AHA Letter Responding to Agencies’ Mental Health Parity and Addiction Equity Act Proposed Rule

October 13, 2023

Lisa M. Gomez
Assistant Secretary for Employee Benefits
Office of Health Plan Standards and Compliance Assistance
Employee Benefits Security Administration
U.S. Department of Labor
200 Constitution Avenue, NW, Room N-5653
Washington, DC 20210

Attention: 1210-AC11

Dear Assistant Secretary Gomez:

On behalf of our nearly 5,000 member hospitals, health systems and other health care organizations, our clinician partners — including more than 270,000 affiliated physicians, 2 million nurses and other caregivers — and the 43,000 health care leaders who belong to our professional membership groups, the American Hospital Association (AHA) appreciates the opportunity to provide comment on the proposed rule regarding Requirements Related to the Mental Health Parity and Addiction Equity Act (MHPAEA) issued by the Department of the Treasury, Department of Labor, and the Department of Health and Human Services (“the departments”).

The AHA applauds the Administration for proposing these clear and specific provisions to improve oversight and enforcement of MHPAEA. While the law has stood in place since 2008, its enforcement has been challenged by the difficulty in defining and identifying instances of noncompliance in coverage of mental health and substance use disorder (SUD) services as well as the efforts of some health plan issuers to avoid covering this vital and lifesaving care. We appreciate the efforts of the joint departments over the past few years to establish distinct guidelines for what health plan issuers may and may not do in terms of designing and administering benefits and believe that the provisions proposed in this rule will further close coverage loopholes and help ensure that patients can access the care they need.

We agree with the departments that the next wave of enforcement of MHPAEA must focus on network adequacy, which is the inclusion of sufficient numbers and types of behavioral health providers to meet the needs of beneficiaries enrolled in the plan in a reasonable amount of time. While many health plan issuers construct narrow networks of clinicians to negotiate lower prices, there is also a significant shortage of behavioral health clinicians in the nation. As of March 31, 2023, the Health Resources and Services Administration (HRSA) designated more than 6,635 health professional shortage areas for mental health, with more than one-third of Americans living in these areas.1 Although HRSA projects shortages of health professionals in other disciplines as well, those of behavioral health are especially dire — likely due to high turnover rates placing enormous demands on the workforce. Research indicates that the behavioral health workforce in particular experiences high levels of work-related stress and full caseloads coupled with low payments relative to comparable professionals. No doubt these insufficient reimbursements are in part driven by unfavorable contracting strategies that offer unfairly low rates and routine payment denials by some plans. The provisions proposed in this rule are likely to help address some of the underlying causes of behavioral health professional shortages, but we also urge the Administration to work with Congress to invest in the behavioral health workforce in tandem with provisions related to network adequacy in this rule.

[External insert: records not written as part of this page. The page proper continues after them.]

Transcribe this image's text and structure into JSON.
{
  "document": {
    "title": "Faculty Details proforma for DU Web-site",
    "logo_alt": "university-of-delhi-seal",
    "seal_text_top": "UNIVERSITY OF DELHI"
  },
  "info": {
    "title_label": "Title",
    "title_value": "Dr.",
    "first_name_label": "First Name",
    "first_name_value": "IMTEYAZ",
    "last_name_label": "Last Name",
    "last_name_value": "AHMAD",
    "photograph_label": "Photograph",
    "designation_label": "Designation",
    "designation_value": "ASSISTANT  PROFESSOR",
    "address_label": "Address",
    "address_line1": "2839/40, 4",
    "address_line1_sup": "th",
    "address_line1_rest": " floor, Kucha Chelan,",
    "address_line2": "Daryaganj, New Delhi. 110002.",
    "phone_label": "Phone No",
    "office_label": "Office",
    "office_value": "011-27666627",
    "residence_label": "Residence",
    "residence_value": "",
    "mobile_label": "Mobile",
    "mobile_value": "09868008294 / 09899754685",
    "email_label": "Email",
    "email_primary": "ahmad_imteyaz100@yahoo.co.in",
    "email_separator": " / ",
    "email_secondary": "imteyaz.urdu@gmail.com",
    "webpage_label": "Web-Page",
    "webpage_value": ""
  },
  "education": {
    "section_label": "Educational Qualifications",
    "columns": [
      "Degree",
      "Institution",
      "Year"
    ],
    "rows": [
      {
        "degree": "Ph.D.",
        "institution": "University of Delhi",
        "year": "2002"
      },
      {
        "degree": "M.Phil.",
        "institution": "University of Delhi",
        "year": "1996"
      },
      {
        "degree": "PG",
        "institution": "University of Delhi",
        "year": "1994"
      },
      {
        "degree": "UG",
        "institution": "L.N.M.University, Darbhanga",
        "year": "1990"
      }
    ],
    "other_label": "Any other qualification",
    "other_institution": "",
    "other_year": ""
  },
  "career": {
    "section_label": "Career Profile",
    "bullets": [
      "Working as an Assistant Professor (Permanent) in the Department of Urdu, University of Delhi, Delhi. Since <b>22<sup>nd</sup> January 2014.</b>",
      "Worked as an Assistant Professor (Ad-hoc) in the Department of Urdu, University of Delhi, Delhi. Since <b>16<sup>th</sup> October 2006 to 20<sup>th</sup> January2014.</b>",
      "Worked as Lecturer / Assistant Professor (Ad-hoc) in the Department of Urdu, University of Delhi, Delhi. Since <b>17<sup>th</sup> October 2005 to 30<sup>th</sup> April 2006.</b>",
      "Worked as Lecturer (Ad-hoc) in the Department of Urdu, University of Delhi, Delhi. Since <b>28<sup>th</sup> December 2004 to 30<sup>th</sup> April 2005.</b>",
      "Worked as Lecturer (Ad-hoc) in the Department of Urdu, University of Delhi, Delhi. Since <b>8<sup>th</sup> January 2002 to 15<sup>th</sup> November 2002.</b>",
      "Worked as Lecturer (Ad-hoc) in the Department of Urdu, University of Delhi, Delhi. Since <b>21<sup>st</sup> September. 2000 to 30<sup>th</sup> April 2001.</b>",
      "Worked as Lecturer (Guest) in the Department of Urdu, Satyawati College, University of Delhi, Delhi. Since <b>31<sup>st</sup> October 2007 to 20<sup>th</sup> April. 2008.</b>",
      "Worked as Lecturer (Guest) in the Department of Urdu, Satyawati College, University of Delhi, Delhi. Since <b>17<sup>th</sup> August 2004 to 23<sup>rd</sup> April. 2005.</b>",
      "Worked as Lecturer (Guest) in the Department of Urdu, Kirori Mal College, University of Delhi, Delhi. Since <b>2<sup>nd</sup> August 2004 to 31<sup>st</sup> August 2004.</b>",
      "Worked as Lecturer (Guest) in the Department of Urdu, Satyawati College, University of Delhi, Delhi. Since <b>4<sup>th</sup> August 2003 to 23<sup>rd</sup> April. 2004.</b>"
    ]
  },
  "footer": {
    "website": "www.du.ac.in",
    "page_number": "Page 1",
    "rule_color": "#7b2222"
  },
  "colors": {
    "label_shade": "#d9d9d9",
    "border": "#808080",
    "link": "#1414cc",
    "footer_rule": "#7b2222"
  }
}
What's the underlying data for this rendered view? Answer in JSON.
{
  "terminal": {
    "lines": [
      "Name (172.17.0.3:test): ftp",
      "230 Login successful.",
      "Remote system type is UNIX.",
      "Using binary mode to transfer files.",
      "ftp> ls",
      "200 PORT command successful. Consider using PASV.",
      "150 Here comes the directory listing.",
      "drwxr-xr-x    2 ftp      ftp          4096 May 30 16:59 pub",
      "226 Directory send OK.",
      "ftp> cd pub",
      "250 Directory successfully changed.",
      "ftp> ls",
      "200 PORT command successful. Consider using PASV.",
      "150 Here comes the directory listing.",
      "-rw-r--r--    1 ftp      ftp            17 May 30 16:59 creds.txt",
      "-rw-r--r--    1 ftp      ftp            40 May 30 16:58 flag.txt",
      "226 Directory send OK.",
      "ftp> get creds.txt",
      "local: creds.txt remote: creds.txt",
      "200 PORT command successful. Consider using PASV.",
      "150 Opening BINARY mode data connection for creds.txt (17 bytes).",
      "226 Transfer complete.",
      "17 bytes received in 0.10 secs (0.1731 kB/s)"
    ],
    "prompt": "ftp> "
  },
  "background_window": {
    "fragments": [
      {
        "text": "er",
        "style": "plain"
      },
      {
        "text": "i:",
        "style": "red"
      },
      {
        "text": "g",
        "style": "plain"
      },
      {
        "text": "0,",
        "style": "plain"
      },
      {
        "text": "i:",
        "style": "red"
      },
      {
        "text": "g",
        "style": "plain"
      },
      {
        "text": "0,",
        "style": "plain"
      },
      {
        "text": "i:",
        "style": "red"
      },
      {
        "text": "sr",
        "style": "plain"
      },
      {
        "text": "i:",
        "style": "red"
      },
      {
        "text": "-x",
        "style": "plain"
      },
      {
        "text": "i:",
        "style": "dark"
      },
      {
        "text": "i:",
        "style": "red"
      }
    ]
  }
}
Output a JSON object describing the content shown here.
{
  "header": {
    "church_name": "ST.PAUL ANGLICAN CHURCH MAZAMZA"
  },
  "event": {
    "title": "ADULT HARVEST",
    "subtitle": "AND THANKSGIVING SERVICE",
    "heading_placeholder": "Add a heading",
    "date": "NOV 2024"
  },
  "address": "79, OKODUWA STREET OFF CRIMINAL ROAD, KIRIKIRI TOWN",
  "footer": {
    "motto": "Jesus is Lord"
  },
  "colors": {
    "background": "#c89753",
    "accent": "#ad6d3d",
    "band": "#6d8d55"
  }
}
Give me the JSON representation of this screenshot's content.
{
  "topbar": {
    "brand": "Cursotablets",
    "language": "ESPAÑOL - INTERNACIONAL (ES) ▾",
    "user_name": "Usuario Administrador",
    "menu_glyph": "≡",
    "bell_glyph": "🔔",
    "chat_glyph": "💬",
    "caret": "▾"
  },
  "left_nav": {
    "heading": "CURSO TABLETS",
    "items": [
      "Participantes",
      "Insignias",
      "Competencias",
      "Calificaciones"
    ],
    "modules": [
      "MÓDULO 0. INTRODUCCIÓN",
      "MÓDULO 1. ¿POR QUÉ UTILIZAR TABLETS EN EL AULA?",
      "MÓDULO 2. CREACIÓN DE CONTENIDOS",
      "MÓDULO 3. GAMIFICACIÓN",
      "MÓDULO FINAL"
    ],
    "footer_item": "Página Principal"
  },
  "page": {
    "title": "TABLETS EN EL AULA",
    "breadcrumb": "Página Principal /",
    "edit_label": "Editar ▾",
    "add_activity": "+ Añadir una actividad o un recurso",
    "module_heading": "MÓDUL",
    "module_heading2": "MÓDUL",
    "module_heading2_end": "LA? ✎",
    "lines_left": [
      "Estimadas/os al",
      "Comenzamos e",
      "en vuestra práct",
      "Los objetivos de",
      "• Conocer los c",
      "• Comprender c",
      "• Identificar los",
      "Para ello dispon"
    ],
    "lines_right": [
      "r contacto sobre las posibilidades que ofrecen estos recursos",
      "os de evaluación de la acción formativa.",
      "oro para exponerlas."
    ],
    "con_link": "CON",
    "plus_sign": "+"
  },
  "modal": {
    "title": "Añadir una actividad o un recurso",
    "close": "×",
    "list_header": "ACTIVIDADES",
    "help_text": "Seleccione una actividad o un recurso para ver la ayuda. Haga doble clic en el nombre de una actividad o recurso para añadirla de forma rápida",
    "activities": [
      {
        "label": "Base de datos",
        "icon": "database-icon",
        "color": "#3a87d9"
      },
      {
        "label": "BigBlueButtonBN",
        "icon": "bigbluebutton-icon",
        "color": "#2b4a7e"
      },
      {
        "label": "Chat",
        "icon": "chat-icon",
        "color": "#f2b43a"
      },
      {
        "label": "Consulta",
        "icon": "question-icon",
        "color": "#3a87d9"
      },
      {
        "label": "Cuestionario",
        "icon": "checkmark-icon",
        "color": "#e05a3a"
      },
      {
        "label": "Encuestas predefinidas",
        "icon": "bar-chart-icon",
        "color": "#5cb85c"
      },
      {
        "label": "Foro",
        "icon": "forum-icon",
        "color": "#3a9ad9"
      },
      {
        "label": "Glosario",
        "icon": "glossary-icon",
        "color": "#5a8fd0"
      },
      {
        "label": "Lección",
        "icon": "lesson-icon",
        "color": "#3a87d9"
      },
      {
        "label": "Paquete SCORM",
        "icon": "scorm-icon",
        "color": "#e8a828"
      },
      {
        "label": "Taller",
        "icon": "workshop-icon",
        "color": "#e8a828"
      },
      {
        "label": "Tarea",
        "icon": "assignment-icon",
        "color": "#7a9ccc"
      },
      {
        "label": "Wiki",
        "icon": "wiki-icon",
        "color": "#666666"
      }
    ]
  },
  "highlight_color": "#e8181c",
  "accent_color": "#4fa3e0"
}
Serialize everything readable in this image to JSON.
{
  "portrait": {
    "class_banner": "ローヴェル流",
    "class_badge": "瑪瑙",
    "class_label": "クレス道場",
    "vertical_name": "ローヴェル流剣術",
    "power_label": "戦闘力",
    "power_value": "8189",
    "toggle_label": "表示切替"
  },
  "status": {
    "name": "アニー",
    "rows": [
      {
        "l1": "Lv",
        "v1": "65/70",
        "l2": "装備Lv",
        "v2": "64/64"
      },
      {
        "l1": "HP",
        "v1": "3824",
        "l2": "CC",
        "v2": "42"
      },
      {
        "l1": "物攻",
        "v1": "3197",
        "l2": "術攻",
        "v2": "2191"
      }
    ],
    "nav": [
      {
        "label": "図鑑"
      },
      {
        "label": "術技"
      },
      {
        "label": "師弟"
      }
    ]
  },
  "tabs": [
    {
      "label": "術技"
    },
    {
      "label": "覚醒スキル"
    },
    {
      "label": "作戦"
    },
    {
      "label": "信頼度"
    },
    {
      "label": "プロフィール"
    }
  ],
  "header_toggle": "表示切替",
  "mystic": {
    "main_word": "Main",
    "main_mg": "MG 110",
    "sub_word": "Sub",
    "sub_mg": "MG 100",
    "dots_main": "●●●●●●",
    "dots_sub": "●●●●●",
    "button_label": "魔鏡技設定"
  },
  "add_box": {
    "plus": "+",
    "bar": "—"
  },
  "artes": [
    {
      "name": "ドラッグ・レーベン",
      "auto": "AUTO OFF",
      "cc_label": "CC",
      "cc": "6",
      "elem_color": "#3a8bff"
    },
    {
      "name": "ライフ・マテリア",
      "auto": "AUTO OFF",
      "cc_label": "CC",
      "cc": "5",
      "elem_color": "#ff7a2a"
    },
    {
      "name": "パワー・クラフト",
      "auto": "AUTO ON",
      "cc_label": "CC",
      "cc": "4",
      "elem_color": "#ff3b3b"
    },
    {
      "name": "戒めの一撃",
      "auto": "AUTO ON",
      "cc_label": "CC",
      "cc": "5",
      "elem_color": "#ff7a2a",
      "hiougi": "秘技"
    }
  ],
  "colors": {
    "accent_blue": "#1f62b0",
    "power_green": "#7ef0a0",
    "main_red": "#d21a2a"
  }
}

Design and Application of Non-quantitative Treatment Limitations (NQTLs)

Insurance issuers continue to flout the requirements of MHPAEA by pointing to the difficulty of identifying uneven application of NQTLs between behavioral health and medical/surgical benefits. These barriers to coverage are not obvious instances of non-compliance; for example, a plan would clearly violate the parity law if it offered behavioral health services but only covered them at 50% cost-sharing as a policy while covering other medical and surgical benefits at 80% cost-sharing. NQTLs, on the other hand, involve restraints on coverage based on qualitative characteristics of the services — like requiring demonstrable improvement in the treated diagnosis as a condition of continued coverage, which is more difficult to discern for many behavioral health disorders than for physical ailments — or administrative barriers that are more stringent or applied more frequently to behavioral health services — like requiring blanket precertification of all outpatient behavioral health services but for only select medical or surgical procedures.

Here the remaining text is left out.